When previously a supply change of 1 million bpd seemed huge, Dunand considered current production cuts "very small" at an estimated 2 million bpd globally, largely from Canada and the United States. Global oil demand is just under 100 million bpd.
Record low prices on different grades and products have become the new norm in the oil industry.
"OPEC, Russia and the United States what can they really do? Can they cut 10 million a day?" Dunand said.
On Thursday, Trump tweeted that he expected Russia and Saudi Arabia to announce production cuts of 10 to 15 million bpd, and his comments sent oil futures up 47%, a record gain, before resettling around $30 a barrel.
The OPEC+ crude oil exporter group will debate cutting global supply by 10 million bpd, an OPEC source said on Friday. An emergency OPEC+ meeting is planned for April 6 and will be held as a video conference.

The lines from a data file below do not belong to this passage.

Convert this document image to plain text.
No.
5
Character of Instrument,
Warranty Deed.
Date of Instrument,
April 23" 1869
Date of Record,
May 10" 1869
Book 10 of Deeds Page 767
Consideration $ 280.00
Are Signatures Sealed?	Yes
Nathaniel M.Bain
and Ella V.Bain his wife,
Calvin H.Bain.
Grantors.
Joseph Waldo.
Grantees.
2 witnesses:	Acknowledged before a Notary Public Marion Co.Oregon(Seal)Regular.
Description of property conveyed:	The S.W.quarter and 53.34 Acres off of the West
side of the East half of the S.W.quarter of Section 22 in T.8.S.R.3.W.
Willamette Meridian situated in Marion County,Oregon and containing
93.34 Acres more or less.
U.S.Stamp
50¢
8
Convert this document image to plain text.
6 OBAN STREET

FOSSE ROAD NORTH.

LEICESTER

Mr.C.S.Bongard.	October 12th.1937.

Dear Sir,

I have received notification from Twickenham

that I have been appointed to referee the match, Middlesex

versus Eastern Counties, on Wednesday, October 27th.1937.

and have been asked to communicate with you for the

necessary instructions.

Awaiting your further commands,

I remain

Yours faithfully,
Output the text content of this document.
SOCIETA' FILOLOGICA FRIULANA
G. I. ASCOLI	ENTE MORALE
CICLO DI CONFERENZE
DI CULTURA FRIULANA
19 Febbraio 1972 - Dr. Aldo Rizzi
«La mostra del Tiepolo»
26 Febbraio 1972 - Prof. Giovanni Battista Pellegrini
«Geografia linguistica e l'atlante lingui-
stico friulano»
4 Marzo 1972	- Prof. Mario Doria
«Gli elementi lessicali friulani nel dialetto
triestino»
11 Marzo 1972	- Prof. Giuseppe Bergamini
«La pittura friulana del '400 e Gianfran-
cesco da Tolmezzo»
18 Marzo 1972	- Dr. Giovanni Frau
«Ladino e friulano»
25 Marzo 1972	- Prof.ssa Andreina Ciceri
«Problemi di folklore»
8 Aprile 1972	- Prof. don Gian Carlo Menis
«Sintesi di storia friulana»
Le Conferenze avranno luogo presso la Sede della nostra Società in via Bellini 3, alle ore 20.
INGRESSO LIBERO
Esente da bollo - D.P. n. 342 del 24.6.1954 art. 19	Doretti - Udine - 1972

Meanwhile the true price for physical crude cargoes is much lower, in some cases zero or negative.
Dated Brent, the benchmark used to price more than half the world's physical oil, served a harsh reminder when it fell $10 below futures on Wednesday.
Majors, traders and refiners are scrambling to sell what oil they have on contract and secure dwindling storage, the limits of which also see a range of estimates from analysts and top traders.
"We estimated that global storage availability is somewhere between 1.2 to 1.3 billion barrels. We think most of the storage is full, exceptions here and there. Sometimes it's not physically full but maybe the oil is on its way," Dunand said.
He said estimates for floating storage capacity varied widely to as high as 500 million barrels. Whatever the number, he still sees room offshore.
"Demurrage on ships is lower than contango so they're happy to wait another month. So I suspect storage is full but no more than 50% because you can still find ships," Dunand said.